Moins d’un jour après avoir stoppé un terroriste palestinien armé en pleine fureur meurtrière, le maire de Jérusalem, Nir Barkat, a officiellement apporté son soutien à la campagne du Premier ministre Benjamin Netanyahu pour les élections de mars.

Barkat a salué, lors d’une conférence de presse conjointe, les mesures sécuritaires prises dans et autour de la capitale par Netanyahu et s’est montré ferme face aux pressions internationales pour une division de la ville.

« Je vous soutiens et je veux vous voir continuer à remplir votre devoir de Premier ministre pendant beaucoup d’années, pour le bien de Jérusalem et de l’Etat d’Israël », a-t-il déclaré au Premier ministre.

« Vous avez prouvé par vos actions pendant votre mandat que Jérusalem fait partie de vos priorités. Je veux vous remercier pour votre profond engagement pour la sécurité [de la ville] », a ajouté le maire.

Barkat était considéré comme le potentiel prochain ministre des Affaires de Jérusalem dans le prochain gouvernement, mais Netanyahu a affirmé lundi qu’il garderait ce portefeuille s’il était réélu, a indiqué Haaretz.

Barkat a fait la Une des journaux en appréhendant un terroriste palestinien armé d’un couteau, qui avait poignardé et légèrement blessé un ultra-Orthodoxe de 27 ans près de la mairie de Jérusalem. Le maire était dans les environs – et avec un agent de sécurité – a bondi sur l’attaquant et l’a neutralisé.

« Le terrorisme n’est pas uniquement le problème de Jérusalem mais c’est un problème global.
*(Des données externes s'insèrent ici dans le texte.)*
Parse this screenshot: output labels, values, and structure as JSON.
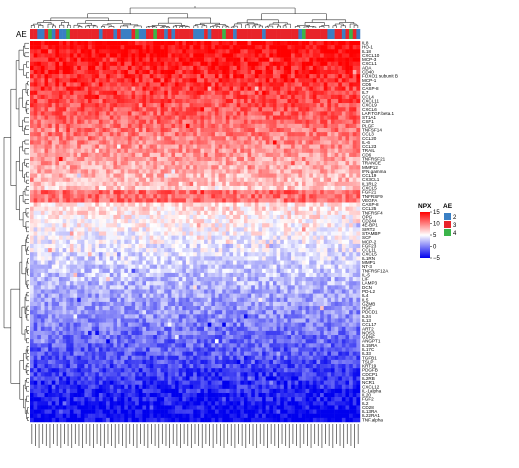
{
  "chart_data": {
    "type": "heatmap",
    "title": "",
    "annotation_track_label": "AE",
    "legend_placement": "right",
    "n_rows": 92,
    "n_cols": 91,
    "rows": [
      "IL8",
      "HO-1",
      "IL18",
      "CXCL10",
      "MCP-3",
      "CXCL1",
      "ADA",
      "CD40",
      "FOXO1 subunit B",
      "MCP-1",
      "CD5",
      "CASP-8",
      "IL7",
      "CCL4",
      "CXCL11",
      "CXCL9",
      "CXCL6",
      "LAP.TGF.beta.1",
      "ST1A1",
      "CSF1",
      "PLGF",
      "TNFSF14",
      "CCL3",
      "CCL20",
      "IL-6",
      "CCL23",
      "TRAIL",
      "CD6",
      "TNFRSF21",
      "TRANCE",
      "MMP12",
      "IFN.gamma",
      "CCL19",
      "CX3CL1",
      "IL1RL2",
      "CXCL5",
      "FGF21",
      "TNFRSF9",
      "VEGFA",
      "CASP-8",
      "CCL25",
      "TNFRSF4",
      "OPG",
      "CD244",
      "4E-BP1",
      "SIRT2",
      "STAMBP",
      "SCF",
      "MCP-2",
      "FGF23",
      "CCL11",
      "CXCL5",
      "IL1RN",
      "MMP1",
      "NT-3",
      "TNFRSF12A",
      "IL-5",
      "LIF",
      "LAMP3",
      "DCN",
      "PD-L2",
      "IL4",
      "IL5",
      "GZMB",
      "HGF",
      "PDCD1",
      "IL24",
      "IL13",
      "CCL17",
      "ART2",
      "NOS3",
      "GDNF",
      "ANGPT1",
      "IL15RA",
      "IL17C",
      "IL33",
      "TGFB1",
      "TSLP",
      "KRT19",
      "PDGFB",
      "CDCP1",
      "IL2RB",
      "NCR1",
      "CXCL12",
      "IL-1alpha",
      "IL20",
      "FGF2",
      "IL2",
      "CD28",
      "IL13RA",
      "IL22RA1",
      "TNF.alpha"
    ],
    "legends": [
      {
        "title": "NPX",
        "type": "continuous",
        "ticks": [
          15,
          10,
          5,
          0,
          -5
        ],
        "range": [
          -5,
          15
        ],
        "colors": {
          "low": "#0000ee",
          "mid": "#ffffff",
          "high": "#ff0000"
        }
      },
      {
        "title": "AE",
        "type": "categorical",
        "entries": [
          {
            "label": "2",
            "color": "#3a7fc4"
          },
          {
            "label": "3",
            "color": "#e8242a"
          },
          {
            "label": "4",
            "color": "#3bb44a"
          }
        ]
      }
    ]
  }
}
Nous devons prendre des mesures contre le terrorisme à Paris, à New York, à Tel Aviv, à Jérusalem et partout ailleurs », a lancé Barkat.

« Jérusalem est à l’avant-garde du développement de tactiques de contreterrorisme [mis en place dans la ville].»

Netanyahu a aussi salué Barkat pour sa rapidité de réflexion et a souligné qu’il a réduit le nombre des attaques terroristes dans la capitale grâce au fait que la police et les civils ont été armés – de manière préventive – dans les rues de Jérusalem.

Le Premier ministre a aussi pris à parti son rival politique de l’Union sioniste, Tzipi LIvni, qu’il accuse de céder à la pression et de travailler à un accord avec l’Autorité palestinienne qui pourrait peut-être aboutir au rattachement de l’est de la ville au futur Etat palestinien.

« Livni a récemment dit qu’elle négocierait Jérusalem et a même condamné les constructions dans les quartiers dans la capitale en déclarant que cela était irresponsable. Je pense que cela veut tout dire », déclare Netanyahu.

« Nous, cependant, croyons en un Jérusalem uni, fort, développé sous le contrôle éternel du peuple d’Israël », a-t-il poursuivi.

Netanyhu a, lui aussi, été critiqué par la droite lundi. Le ministre des Affaires étrangères, Avidgor Liberman, l’a accusé d’être incapable de faire face au Hamas et à la menace iranienne.